Do you see where I’m going with this?

It seems obvious to me, a relatively educated person, that judging a person’s “intelligence” (itself a profoundly subjective and loaded term) on their ability to spell a word correctly or construct a sentence with the correct verbs, nouns and clauses is deeply flawed.

Despite this, I regularly see people attacked and their entire argument renounced for a misplaced apostrophe or misspelt word.

Recent findings by researchers at Tilberg University in the Netherlands support this. They found that online daters were turned off by “poor spelling, typos and information diction”. Typographical mistakes, such as writing “teh” instead of “the” were construed as a sign of inattentiveness, resulting in lower scores on perceived attractiveness.

In no sense am I disregarding the value of clear communication. Anyone who has seen the many excellent examples emphasising the importance of a well-placed apostrophe (“Grammar: the difference between knowing your sh*t and knowing you’re sh*t”, is one such belter) knows that a small symbol can cause tectonic shifts in the meaning of a sentence.

Clear and concise spelling and grammar are something we should aspire to in our efforts to improve understanding in the world.

But pointing out typographical errors is increasingly used as a ‘gotcha’ to undermine an ordinary person’s entire argument or opinion. This is particularly common on social media where even apparently intelligent folks do this for sport.

And so to “intelligence”. Despite what we may have been taught at school (and indeed, despite what some political leaders may espouse as a worryingly effective distraction technique), intelligence does not necessarily equate to your ability to separate an atom, quote pages of Latin or get an unbroken string of top grades in your GCSEs.

Intelligence can mean many things – and they don’t always involve a grade.

From something as simple as being able to grow vegetables to something as complex as caring for a child, or the ability to assess when someone is feeling uncomfortable or sad and working to help them, we all perform tasks of differing but immense value that keep the world functioning.

By reducing intelligence to someone’s ability to spell “definitely” correctly – one of the top words in the English language that people consistently struggle with – we’re doing ourselves a huge disservice.

Learning difficulties such as dyslexia are just one of many reasons why some people struggle with words more than others. People whose second or even third language is English, or those whose early learning experiences were negative – or who didn’t finish school – may also be less than proficient when it comes to matters typographical.

Sometimes it’s as simple as a person’s skills lying in photography, or caring or computers, rather than words. This is no justification for demeaning or dismissing a person’s perspective. Rejecting contributions from those who may not have the same literacy privileges that you enjoy is misguided and elitist.

Discounting a potential romantic partner based on their spelling ability confounds me. Finding a person who you can tolerate enough to spend time with is a hard enough challenge, and effectively turning down a proportion of the population based on such whimsy seems cavalier in the extreme.

Aside from editors and authors whose literal job it is to scour reams of text for literary bloopers, everyday folk who work themselves up into a near frenzy over a rogue modifier need to give everyone – and themselves – a break.

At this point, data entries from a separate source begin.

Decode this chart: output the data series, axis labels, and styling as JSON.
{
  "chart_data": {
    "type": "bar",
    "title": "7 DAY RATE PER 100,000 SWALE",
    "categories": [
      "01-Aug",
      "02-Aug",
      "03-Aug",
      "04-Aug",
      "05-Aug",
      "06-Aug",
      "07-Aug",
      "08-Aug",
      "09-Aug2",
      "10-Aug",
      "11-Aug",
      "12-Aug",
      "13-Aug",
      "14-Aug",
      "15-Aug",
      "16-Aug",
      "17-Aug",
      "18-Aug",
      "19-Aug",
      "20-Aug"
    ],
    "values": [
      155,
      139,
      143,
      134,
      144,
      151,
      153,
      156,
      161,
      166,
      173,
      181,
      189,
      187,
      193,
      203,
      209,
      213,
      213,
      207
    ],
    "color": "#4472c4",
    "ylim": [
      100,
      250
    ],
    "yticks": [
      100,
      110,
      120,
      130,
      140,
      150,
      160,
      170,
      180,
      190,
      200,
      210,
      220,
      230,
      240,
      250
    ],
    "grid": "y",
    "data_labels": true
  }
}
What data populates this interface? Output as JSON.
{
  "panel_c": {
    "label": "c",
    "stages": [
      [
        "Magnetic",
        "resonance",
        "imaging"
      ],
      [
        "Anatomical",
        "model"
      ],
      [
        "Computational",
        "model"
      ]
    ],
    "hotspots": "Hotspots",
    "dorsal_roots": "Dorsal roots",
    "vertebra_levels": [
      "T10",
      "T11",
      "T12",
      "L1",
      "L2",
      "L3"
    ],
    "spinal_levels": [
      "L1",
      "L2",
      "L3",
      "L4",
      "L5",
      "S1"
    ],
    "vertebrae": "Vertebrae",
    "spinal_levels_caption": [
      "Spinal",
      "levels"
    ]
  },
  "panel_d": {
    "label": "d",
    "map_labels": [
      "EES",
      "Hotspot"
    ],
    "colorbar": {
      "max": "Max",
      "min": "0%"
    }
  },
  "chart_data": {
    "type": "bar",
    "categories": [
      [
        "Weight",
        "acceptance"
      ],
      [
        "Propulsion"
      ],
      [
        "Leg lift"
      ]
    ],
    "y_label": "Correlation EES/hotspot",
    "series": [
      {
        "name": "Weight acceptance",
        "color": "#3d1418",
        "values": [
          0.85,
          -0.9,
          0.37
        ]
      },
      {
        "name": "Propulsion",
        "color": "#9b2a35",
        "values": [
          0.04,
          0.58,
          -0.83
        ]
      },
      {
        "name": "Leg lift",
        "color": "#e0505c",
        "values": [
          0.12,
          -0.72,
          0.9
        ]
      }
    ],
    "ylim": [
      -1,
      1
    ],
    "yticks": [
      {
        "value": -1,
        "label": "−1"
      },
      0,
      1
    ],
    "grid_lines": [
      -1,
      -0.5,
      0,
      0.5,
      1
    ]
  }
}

I can’t help but fear for those with such an intense desire for perfection, an impossible goal that we would all do well to resign with immediate effect.

So, next time you find yourself crowing at a person’s split infinitive – even if that person is being a douchebag – restrain yourself, friend. Look beyond the letters and symbols on the screen and judge them on the content of their message, not their use (or misuse) of punctuation.

Ridiculing someone on this basis reveals more about you than you might realise – and, well, you’re smarter than that. Right?